Sadly, the campaign in Afghanistan has shown up one of the real strategic weaknesses amongst other NATO members at the moment. Too often too many NATO member states want to divide the response to arguably NATO’s most important operation in its 60 years of existence along these ’hard’ and ’soft’ options. The USA, alongside Britain and one or two other honourable European exceptions are expected to take on the ‘hard’ duties of military engagement. Europe is then left to lead on the ’soft’ diplomatic and humanitarian tasks of building schools and hospitals.

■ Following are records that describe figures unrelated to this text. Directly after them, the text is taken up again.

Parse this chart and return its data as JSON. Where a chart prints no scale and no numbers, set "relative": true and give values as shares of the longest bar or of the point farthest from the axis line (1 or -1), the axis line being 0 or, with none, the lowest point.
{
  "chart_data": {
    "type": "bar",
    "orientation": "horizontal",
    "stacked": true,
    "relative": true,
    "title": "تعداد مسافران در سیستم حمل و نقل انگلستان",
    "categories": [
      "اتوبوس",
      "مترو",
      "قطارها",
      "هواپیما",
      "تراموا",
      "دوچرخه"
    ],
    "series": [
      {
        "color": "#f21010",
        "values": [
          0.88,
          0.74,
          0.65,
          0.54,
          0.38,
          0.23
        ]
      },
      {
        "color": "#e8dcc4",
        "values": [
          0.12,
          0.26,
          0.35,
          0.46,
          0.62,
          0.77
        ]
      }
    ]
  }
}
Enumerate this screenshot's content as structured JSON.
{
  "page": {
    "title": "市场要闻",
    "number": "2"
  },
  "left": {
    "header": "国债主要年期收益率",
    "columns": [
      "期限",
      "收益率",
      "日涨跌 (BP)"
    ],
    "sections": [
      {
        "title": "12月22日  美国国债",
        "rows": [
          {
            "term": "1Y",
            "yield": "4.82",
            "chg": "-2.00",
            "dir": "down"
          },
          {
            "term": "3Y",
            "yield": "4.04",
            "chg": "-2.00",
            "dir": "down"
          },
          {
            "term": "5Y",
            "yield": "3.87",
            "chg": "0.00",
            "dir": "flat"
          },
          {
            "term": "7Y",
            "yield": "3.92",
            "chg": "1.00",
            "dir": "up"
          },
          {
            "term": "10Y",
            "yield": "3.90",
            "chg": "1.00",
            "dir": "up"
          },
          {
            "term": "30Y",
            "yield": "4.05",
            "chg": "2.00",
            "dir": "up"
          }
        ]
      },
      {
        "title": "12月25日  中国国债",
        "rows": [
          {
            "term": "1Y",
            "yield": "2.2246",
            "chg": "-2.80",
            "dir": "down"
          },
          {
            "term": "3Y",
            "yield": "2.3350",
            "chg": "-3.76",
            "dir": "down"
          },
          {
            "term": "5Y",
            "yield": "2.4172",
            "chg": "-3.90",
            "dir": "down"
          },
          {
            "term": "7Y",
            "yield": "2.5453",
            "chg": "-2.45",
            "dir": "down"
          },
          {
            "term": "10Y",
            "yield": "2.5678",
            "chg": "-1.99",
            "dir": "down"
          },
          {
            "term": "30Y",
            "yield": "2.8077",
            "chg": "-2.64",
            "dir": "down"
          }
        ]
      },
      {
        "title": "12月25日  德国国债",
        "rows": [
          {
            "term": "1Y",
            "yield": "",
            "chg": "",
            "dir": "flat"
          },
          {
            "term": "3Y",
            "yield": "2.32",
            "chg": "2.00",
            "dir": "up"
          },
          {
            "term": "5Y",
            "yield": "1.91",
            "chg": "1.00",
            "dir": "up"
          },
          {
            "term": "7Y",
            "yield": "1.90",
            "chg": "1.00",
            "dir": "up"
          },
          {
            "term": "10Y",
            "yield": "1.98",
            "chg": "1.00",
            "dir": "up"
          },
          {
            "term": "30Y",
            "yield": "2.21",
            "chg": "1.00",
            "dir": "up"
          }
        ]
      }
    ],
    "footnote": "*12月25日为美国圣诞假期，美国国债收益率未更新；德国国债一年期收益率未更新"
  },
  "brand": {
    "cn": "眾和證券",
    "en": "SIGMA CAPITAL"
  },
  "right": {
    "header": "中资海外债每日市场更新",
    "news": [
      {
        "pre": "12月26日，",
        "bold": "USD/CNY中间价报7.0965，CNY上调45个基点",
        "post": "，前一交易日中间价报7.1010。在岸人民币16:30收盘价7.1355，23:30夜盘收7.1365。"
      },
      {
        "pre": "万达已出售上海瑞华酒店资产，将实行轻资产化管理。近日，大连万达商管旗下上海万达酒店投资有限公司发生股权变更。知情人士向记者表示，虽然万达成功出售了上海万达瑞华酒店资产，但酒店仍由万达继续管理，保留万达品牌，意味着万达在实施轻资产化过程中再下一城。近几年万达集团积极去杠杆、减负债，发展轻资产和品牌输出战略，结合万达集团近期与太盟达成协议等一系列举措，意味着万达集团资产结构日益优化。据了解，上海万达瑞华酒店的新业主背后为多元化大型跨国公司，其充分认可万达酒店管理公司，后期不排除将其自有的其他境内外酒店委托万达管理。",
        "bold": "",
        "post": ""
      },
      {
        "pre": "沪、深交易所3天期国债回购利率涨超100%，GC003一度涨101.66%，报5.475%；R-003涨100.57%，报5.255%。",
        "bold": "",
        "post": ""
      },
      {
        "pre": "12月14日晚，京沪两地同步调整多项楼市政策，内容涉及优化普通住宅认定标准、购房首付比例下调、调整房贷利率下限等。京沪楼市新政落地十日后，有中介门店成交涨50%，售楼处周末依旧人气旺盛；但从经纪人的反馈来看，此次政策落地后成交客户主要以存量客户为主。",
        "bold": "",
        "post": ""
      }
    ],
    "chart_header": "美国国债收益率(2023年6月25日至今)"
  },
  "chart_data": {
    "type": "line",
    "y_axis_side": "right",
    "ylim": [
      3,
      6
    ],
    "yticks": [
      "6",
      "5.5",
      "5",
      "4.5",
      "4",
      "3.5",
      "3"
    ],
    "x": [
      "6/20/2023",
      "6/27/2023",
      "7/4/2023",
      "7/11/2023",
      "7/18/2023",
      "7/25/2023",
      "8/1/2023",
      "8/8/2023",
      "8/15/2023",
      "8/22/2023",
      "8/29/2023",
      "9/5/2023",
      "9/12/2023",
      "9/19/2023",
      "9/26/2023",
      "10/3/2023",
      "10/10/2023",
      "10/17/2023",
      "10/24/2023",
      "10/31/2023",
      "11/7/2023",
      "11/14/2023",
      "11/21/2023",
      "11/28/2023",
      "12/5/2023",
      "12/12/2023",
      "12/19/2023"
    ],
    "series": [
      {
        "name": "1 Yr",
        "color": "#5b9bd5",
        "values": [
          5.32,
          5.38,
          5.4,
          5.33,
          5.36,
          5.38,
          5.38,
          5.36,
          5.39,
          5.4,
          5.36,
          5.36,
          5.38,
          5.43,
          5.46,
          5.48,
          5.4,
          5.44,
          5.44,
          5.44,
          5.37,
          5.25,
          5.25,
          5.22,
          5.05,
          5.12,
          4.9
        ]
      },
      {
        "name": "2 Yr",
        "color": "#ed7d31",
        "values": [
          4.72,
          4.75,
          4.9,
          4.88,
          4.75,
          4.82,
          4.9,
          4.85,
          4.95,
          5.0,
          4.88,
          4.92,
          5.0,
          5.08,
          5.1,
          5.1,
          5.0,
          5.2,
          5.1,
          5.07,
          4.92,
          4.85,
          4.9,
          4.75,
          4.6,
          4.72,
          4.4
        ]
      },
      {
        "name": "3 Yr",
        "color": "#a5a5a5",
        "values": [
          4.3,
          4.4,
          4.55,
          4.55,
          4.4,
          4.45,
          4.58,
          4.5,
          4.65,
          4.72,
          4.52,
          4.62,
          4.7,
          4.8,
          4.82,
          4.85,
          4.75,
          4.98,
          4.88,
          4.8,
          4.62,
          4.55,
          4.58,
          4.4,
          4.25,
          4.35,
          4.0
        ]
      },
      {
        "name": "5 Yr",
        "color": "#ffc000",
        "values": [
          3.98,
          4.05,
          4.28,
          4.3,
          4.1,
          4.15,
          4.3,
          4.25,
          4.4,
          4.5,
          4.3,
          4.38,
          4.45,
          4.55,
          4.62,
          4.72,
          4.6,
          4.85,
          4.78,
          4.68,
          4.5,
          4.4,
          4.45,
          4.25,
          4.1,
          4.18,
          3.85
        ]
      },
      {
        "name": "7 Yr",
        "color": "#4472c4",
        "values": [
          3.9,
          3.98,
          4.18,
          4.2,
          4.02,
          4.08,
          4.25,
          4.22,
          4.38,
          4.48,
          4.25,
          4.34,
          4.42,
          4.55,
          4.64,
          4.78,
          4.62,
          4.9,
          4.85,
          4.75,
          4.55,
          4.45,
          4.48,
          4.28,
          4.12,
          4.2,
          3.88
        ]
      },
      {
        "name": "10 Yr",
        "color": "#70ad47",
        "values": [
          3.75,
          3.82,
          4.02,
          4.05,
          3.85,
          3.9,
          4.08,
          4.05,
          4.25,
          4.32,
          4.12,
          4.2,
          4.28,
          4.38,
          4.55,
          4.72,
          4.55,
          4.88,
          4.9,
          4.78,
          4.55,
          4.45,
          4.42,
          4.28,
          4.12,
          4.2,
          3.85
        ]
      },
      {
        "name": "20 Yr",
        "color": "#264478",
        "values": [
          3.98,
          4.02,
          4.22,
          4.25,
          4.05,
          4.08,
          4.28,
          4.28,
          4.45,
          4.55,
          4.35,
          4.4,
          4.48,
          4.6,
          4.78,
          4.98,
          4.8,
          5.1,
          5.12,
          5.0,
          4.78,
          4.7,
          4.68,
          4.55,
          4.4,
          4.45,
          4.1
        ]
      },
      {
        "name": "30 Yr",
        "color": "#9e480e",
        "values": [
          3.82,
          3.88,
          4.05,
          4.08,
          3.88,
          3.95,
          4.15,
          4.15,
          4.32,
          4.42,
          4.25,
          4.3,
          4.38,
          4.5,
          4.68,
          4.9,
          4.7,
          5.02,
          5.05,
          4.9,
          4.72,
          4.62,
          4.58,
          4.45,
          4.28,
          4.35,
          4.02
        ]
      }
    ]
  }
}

If NATO is to survive another 60 years large parts of Europe must stop freeloading; collective security is just that ‘collective’ and it is vital that every NATO member who wants to enjoy the benefits of it also contributes to the costs of delivering it; often, sadly, that cost is borne in the lives of our servicemen and women but it is made all the greater because so many NATO members are not pulling their weight within the Alliance.
The struggle in Afghanistan is not about a choice between ‘winning hearts and minds’ and winning the war. As the Admiral made clear on the BBC it is about both. You simply can’t expand electoral rolls, educate girls, build health centres without first establishing and then maintaining peace and security.
There is also too little done by NATO members to make the case for our military engagement in Afghanistan. When was the last time Gordon Brown, for example, made a speech setting out the case to the public for the security struggle which almost weekly claims the lives of brave British soldiers, sailors and airmen? Yet this struggle is about the collective security of every NATO member state because to be beaten by would-be terrorists in Afghanistan (or Pakistan) creates a real and present danger on our own streets.
President Obama is right to argue that significant increases in NATO force levels are necessary. They are. It is high time that every member of NATO stepped up to the plate.